Sunday, August 8, 2010

summer reading



although it's been a while since i actually had a required summer reading list (that stopped with high school...) summer still means having plenty o' time to be lazy and lounge around reading. from succumbing to eat, pray, love (i was super skeptical at first) to an alain de botton kick aided by my friend katie, here's what i've been reading, and the parts i dog eared...
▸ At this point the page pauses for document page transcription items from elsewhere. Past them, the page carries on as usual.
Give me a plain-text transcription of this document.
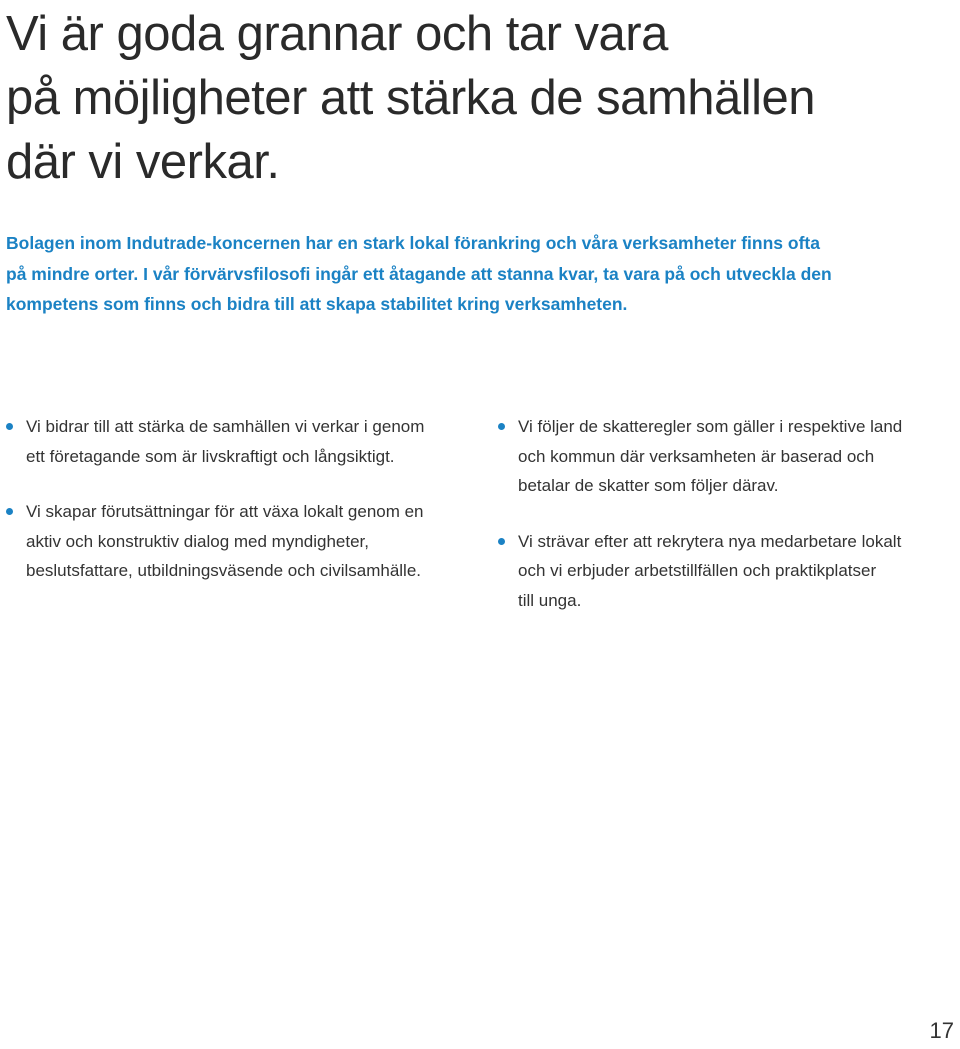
Vi är goda grannar och tar vara
på möjligheter att stärka de samhällen
där vi verkar.

Bolagen inom Indutrade-koncernen har en stark lokal förankring och våra verksamheter finns ofta
på mindre orter. I vår förvärvsfilosofi ingår ett åtagande att stanna kvar, ta vara på och utveckla den
kompetens som finns och bidra till att skapa stabilitet kring verksamheten.

Vi bidrar till att stärka de samhällen vi verkar i genom
ett företagande som är livskraftigt och långsiktigt.
Vi skapar förutsättningar för att växa lokalt genom en
aktiv och konstruktiv dialog med myndigheter,
beslutsfattare, utbildningsväsende och civilsamhälle.
Vi följer de skatteregler som gäller i respektive land
och kommun där verksamheten är baserad och
betalar de skatter som följer därav.
Vi strävar efter att rekrytera nya medarbetare lokalt
och vi erbjuder arbetstillfällen och praktikplatser
till unga.
17
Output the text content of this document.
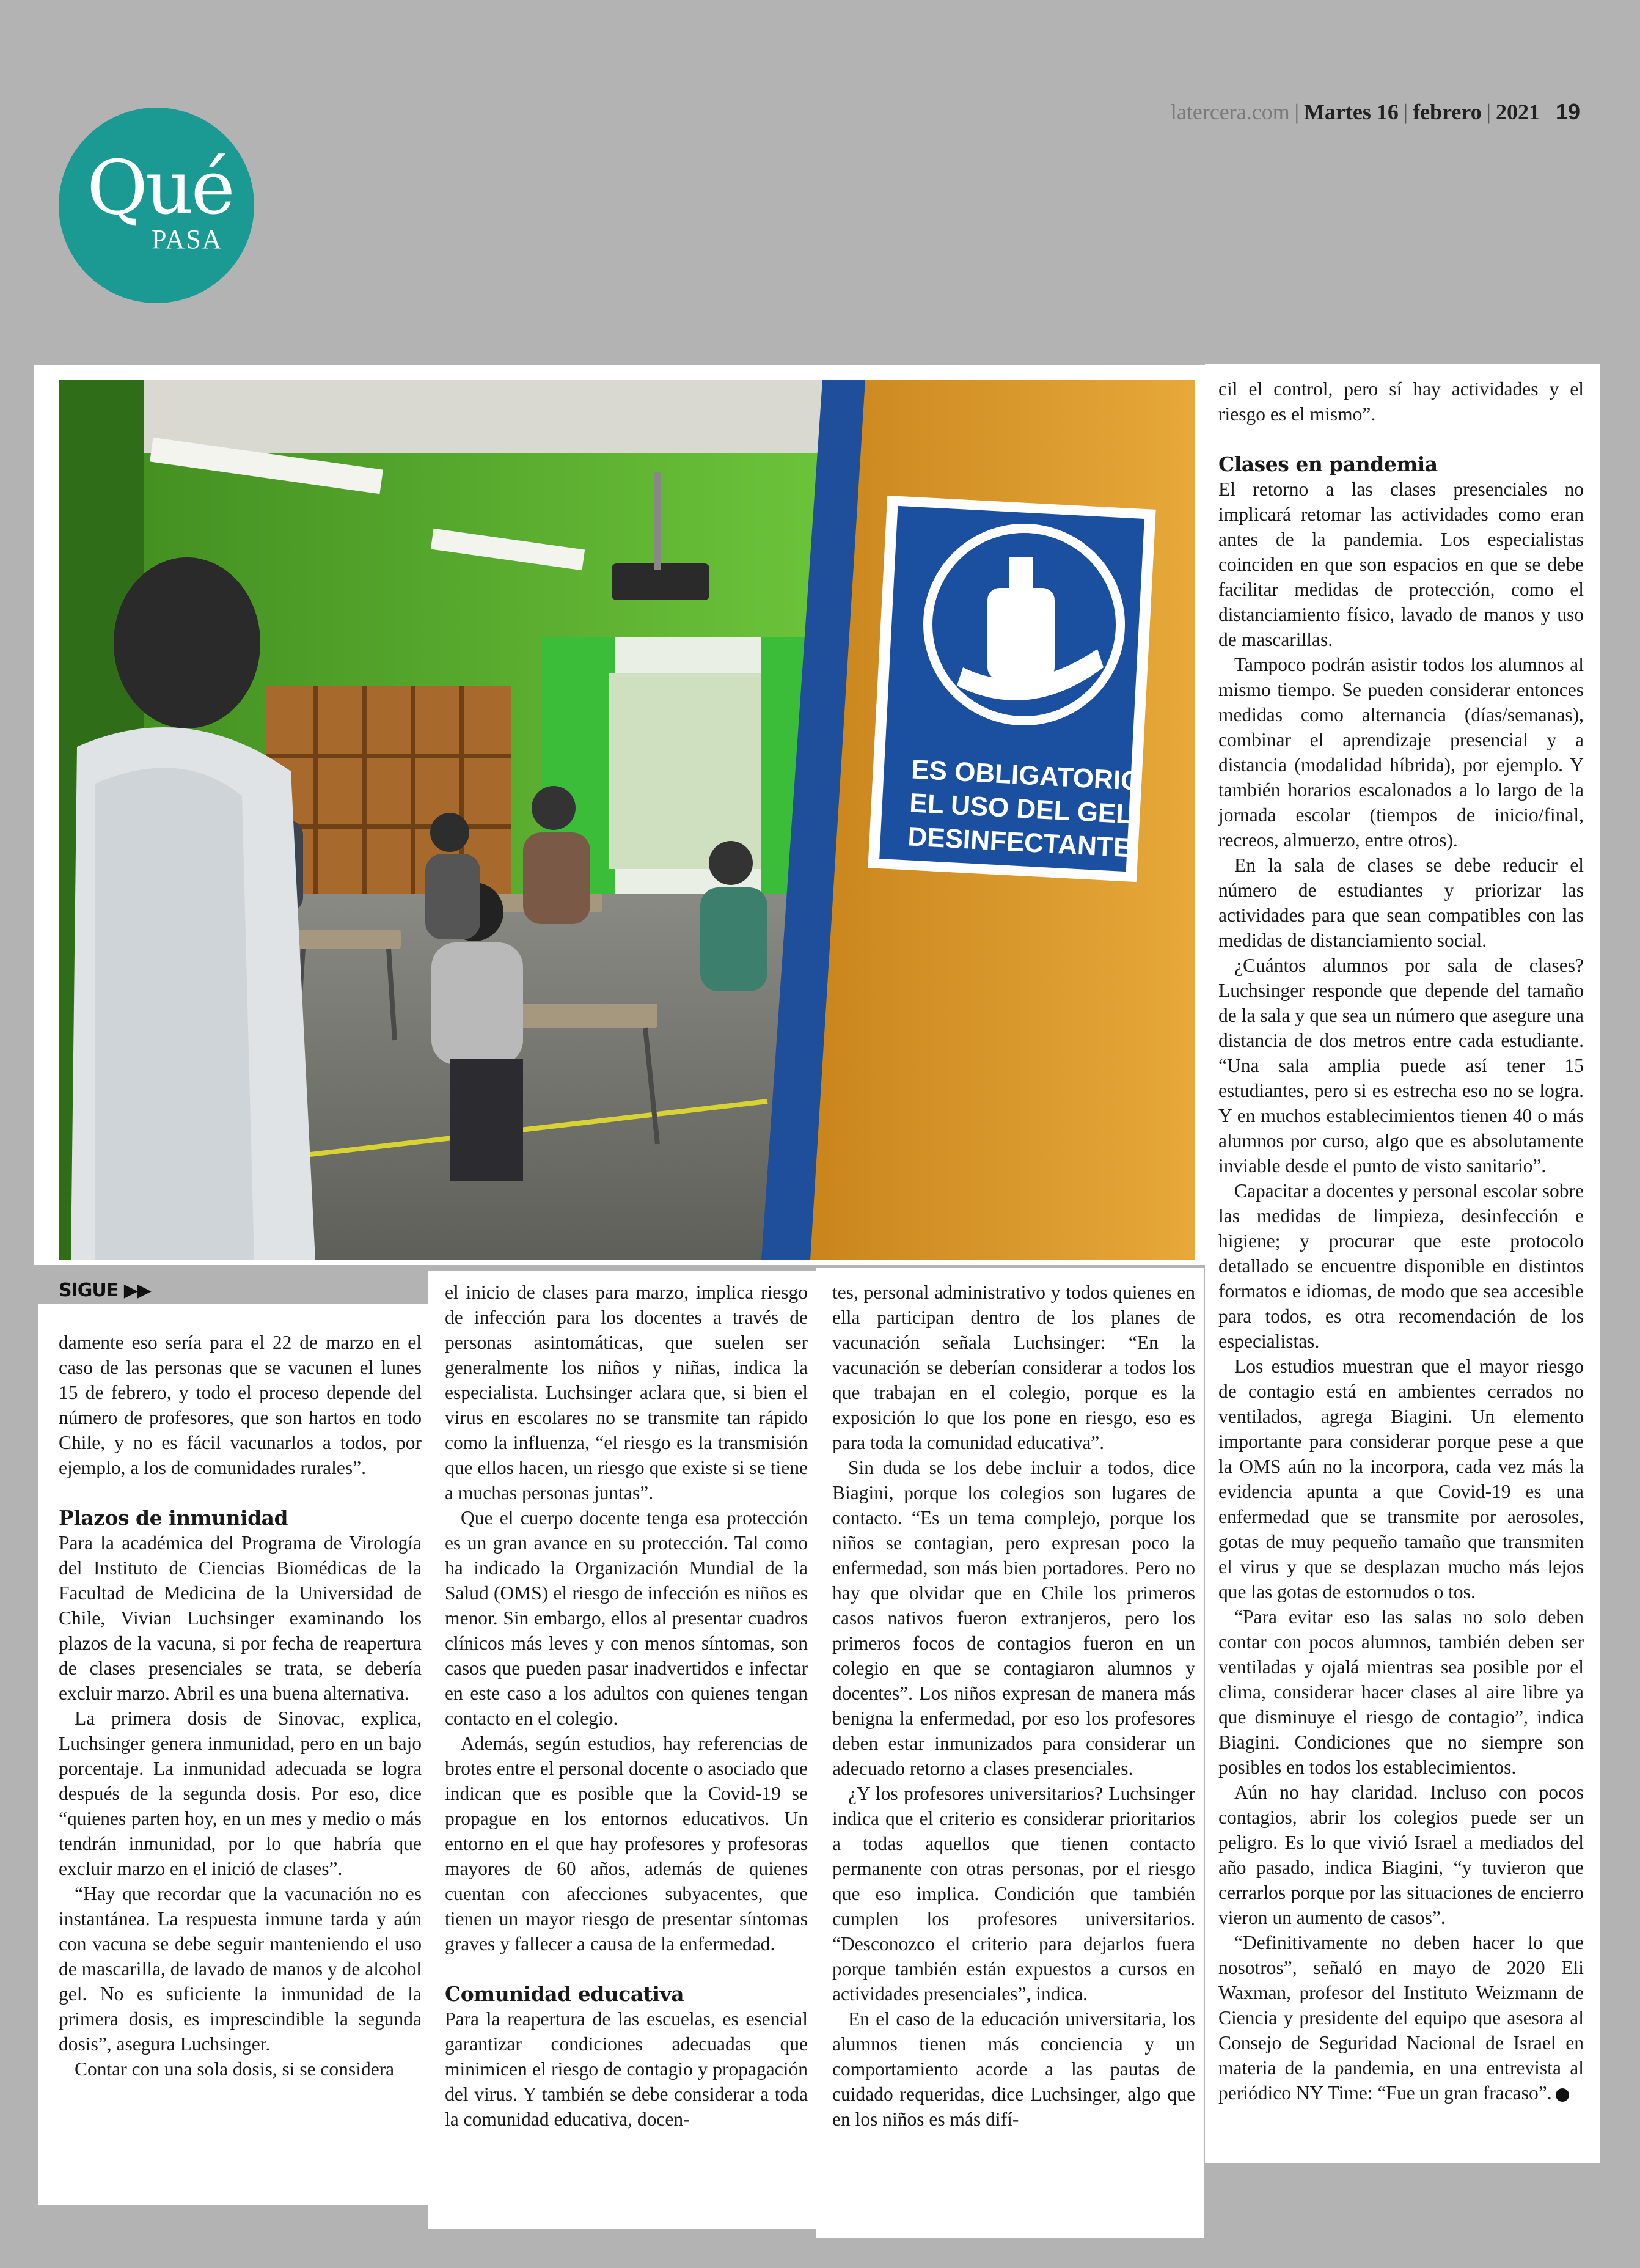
Qué
PASA
latercera.com | Martes 16 | febrero | 2021 19
ES OBLIGATORIO
EL USO DEL GEL
DESINFECTANTE
SIGUE ▶▶

damente eso sería para el 22 de marzo en el caso de las personas que se vacunen el lunes 15 de febrero, y todo el proceso depende del número de profesores, que son hartos en todo Chile, y no es fácil vacunarlos a todos, por ejemplo, a los de comunidades rurales”.

Plazos de inmunidad

Para la académica del Programa de Virología del Instituto de Ciencias Biomédicas de la Facultad de Medicina de la Universidad de Chile, Vivian Luchsinger examinando los plazos de la vacuna, si por fecha de reapertura de clases presenciales se trata, se debería excluir marzo. Abril es una buena alternativa.

La primera dosis de Sinovac, explica, Luchsinger genera inmunidad, pero en un bajo porcentaje. La inmunidad adecuada se logra después de la segunda dosis. Por eso, dice “quienes parten hoy, en un mes y medio o más tendrán inmunidad, por lo que habría que excluir marzo en el inició de clases”.

“Hay que recordar que la vacunación no es instantánea. La respuesta inmune tarda y aún con vacuna se debe seguir manteniendo el uso de mascarilla, de lavado de manos y de alcohol gel. No es suficiente la inmunidad de la primera dosis, es imprescindible la segunda dosis”, asegura Luchsinger.

Contar con una sola dosis, si se considera

el inicio de clases para marzo, implica riesgo de infección para los docentes a través de personas asintomáticas, que suelen ser generalmente los niños y niñas, indica la especialista. Luchsinger aclara que, si bien el virus en escolares no se transmite tan rápido como la influenza, “el riesgo es la transmisión que ellos hacen, un riesgo que existe si se tiene a muchas personas juntas”.

Que el cuerpo docente tenga esa protección es un gran avance en su protección. Tal como ha indicado la Organización Mundial de la Salud (OMS) el riesgo de infección es niños es menor. Sin embargo, ellos al presentar cuadros clínicos más leves y con menos síntomas, son casos que pueden pasar inadvertidos e infectar en este caso a los adultos con quienes tengan contacto en el colegio.

Además, según estudios, hay referencias de brotes entre el personal docente o asociado que indican que es posible que la Covid-19 se propague en los entornos educativos. Un entorno en el que hay profesores y profesoras mayores de 60 años, además de quienes cuentan con afecciones subyacentes, que tienen un mayor riesgo de presentar síntomas graves y fallecer a causa de la enfermedad.

Comunidad educativa

Para la reapertura de las escuelas, es esencial garantizar condiciones adecuadas que minimicen el riesgo de contagio y propagación del virus. Y también se debe considerar a toda la comunidad educativa, docen-

tes, personal administrativo y todos quienes en ella participan dentro de los planes de vacunación señala Luchsinger: “En la vacunación se deberían considerar a todos los que trabajan en el colegio, porque es la exposición lo que los pone en riesgo, eso es para toda la comunidad educativa”.

Sin duda se los debe incluir a todos, dice Biagini, porque los colegios son lugares de contacto. “Es un tema complejo, porque los niños se contagian, pero expresan poco la enfermedad, son más bien portadores. Pero no hay que olvidar que en Chile los primeros casos nativos fueron extranjeros, pero los primeros focos de contagios fueron en un colegio en que se contagiaron alumnos y docentes”. Los niños expresan de manera más benigna la enfermedad, por eso los profesores deben estar inmunizados para considerar un adecuado retorno a clases presenciales.

¿Y los profesores universitarios? Luchsinger indica que el criterio es considerar prioritarios a todas aquellos que tienen contacto permanente con otras personas, por el riesgo que eso implica. Condición que también cumplen los profesores universitarios. “Desconozco el criterio para dejarlos fuera porque también están expuestos a cursos en actividades presenciales”, indica.

En el caso de la educación universitaria, los alumnos tienen más conciencia y un comportamiento acorde a las pautas de cuidado requeridas, dice Luchsinger, algo que en los niños es más difí-

cil el control, pero sí hay actividades y el riesgo es el mismo”.

Clases en pandemia

El retorno a las clases presenciales no implicará retomar las actividades como eran antes de la pandemia. Los especialistas coinciden en que son espacios en que se debe facilitar medidas de protección, como el distanciamiento físico, lavado de manos y uso de mascarillas.

Tampoco podrán asistir todos los alumnos al mismo tiempo. Se pueden considerar entonces medidas como alternancia (días/semanas), combinar el aprendizaje presencial y a distancia (modalidad híbrida), por ejemplo. Y también horarios escalonados a lo largo de la jornada escolar (tiempos de inicio/final, recreos, almuerzo, entre otros).

En la sala de clases se debe reducir el número de estudiantes y priorizar las actividades para que sean compatibles con las medidas de distanciamiento social.

¿Cuántos alumnos por sala de clases? Luchsinger responde que depende del tamaño de la sala y que sea un número que asegure una distancia de dos metros entre cada estudiante. “Una sala amplia puede así tener 15 estudiantes, pero si es estrecha eso no se logra. Y en muchos establecimientos tienen 40 o más alumnos por curso, algo que es absolutamente inviable desde el punto de visto sanitario”.

Capacitar a docentes y personal escolar sobre las medidas de limpieza, desinfección e higiene; y procurar que este protocolo detallado se encuentre disponible en distintos formatos e idiomas, de modo que sea accesible para todos, es otra recomendación de los especialistas.

Los estudios muestran que el mayor riesgo de contagio está en ambientes cerrados no ventilados, agrega Biagini. Un elemento importante para considerar porque pese a que la OMS aún no la incorpora, cada vez más la evidencia apunta a que Covid-19 es una enfermedad que se transmite por aerosoles, gotas de muy pequeño tamaño que transmiten el virus y que se desplazan mucho más lejos que las gotas de estornudos o tos.

“Para evitar eso las salas no solo deben contar con pocos alumnos, también deben ser ventiladas y ojalá mientras sea posible por el clima, considerar hacer clases al aire libre ya que disminuye el riesgo de contagio”, indica Biagini. Condiciones que no siempre son posibles en todos los establecimientos.

Aún no hay claridad. Incluso con pocos contagios, abrir los colegios puede ser un peligro. Es lo que vivió Israel a mediados del año pasado, indica Biagini, “y tuvieron que cerrarlos porque por las situaciones de encierro vieron un aumento de casos”.

“Definitivamente no deben hacer lo que nosotros”, señaló en mayo de 2020 Eli Waxman, profesor del Instituto Weizmann de Ciencia y presidente del equipo que asesora al Consejo de Seguridad Nacional de Israel en materia de la pandemia, en una entrevista al periódico NY Time: “Fue un gran fracaso”.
"though such sensory blindness is often rather welcome, particularly when one is performing an operation during a shell barrage in the first world war, it is worth pointing out that feeling things (which usually means feeling them painfully) is at some level linked to the acquisition of knowledge. a sprained ankle quickly teaches us about the body's weight distribution; hiccups force us to notice and adjust to hitherto unknown aspects of the respiratory system; being jilted by a lover is a perfect introduction into the mechanisms of emotional dependency. in fact, in proust's view, we don't really learn anything properly until there is a problem, until we are in pain, until something fails to go as we had hoped."
(from how proust can change your life)

"our sensitivity to our surroundings may be traced back to a troubling feature of human psychology: to the way we harbour within us many different selves, not all of which feel equally like 'us' so much so that in certain moods, we can complain of having come adrift from what we judge to be our true selves. unfortunately, the self we miss at such moments, the elusively authentic, creative and spontaneous side of our character, is not ours to summon at will. our access to it is, to a humbling extent, determined by the places we happen to be in, the colour of the bricks, the height of the ceilings and the layout of the streets. in a hotel room strangled by three motorways, or in a waste land of run-down tower blocks, our optimism and sense of purpose are liable to drain away, like water from a punctured container. we may start to forget that we ever had ambitions or reasons to feel spirited and hopeful. we depend on our surroundings obliquely to embody the moods and ideas we respect and then to remind us of them. we look to our buildings to hold us, like a kind of psychological mould, to a helpful vision of ourselves. we arrange around us material forms which communicate to us what we need - but are at constant risk of forgetting we need - within. we turn to wallpaper, benches, paintings and streets to staunch the disappearance of our true selves."
(from the architecture of happiness)

"big deal. so you fell in love with someone. don't you see what happened? this guy touched a place in your heart deeper than you thought you were capable of reaching. i mean you got zapped, kiddo. but that love you felt, that's just the beginning. you just got a taste of love. that's just limited little rinky-dink mortal love. wait till you see how much more deeply you can love than that. heck, you have the capacity to someday love the whole world. it's your destiny. don't laugh."
(from eat, pray, love.)

"a critic looking at these tightly focused, targeted interventions might dismiss them as band-aid solutions. but that phrase should not be considered a term of disparagement. the band-aid is an inexpensive, convenient, and remarkably versatile solution to an astonishing array of problems. in their history, band-aids have probably allowed millions of people to keep working or playing tennis or cooking or walking when they would otherwise have had to stop. the band-aid solution is actually the best kind of solution because it involves solving a problem with the minimum amount of effort and time and cost. we have, of course, an instinctive disdain for this kind of solution because there is something in all of us that feels that true answers to problems have to be comprehensive, that there is virtue in the dogged and indiscriminate application of effort. that slow and steady should win the race. the problem, of course is that the indiscriminate application of effort is something that is not always possible. there are times when we need a convenient shortcut, a way to make a lot of a little, and that is what tipping points, in the end, are all about."
(from the tipping point.)

"through romantic fatalism, we avoid the unthinkable thought that the need to love is always prior to our love for anyone in particular. our choice of partner necessarily operates within the bounds of whom we happen to meet and, given different bounds, different flights, different historical periods or events, it might not have been chloe i would have loved at all - something i could not contemplate now that it was her i had actually begun to love. my mistake had been to confuse a destiny to love with a destiny to love a given person. it was there error that think that chloe, rather than love, was inevitable."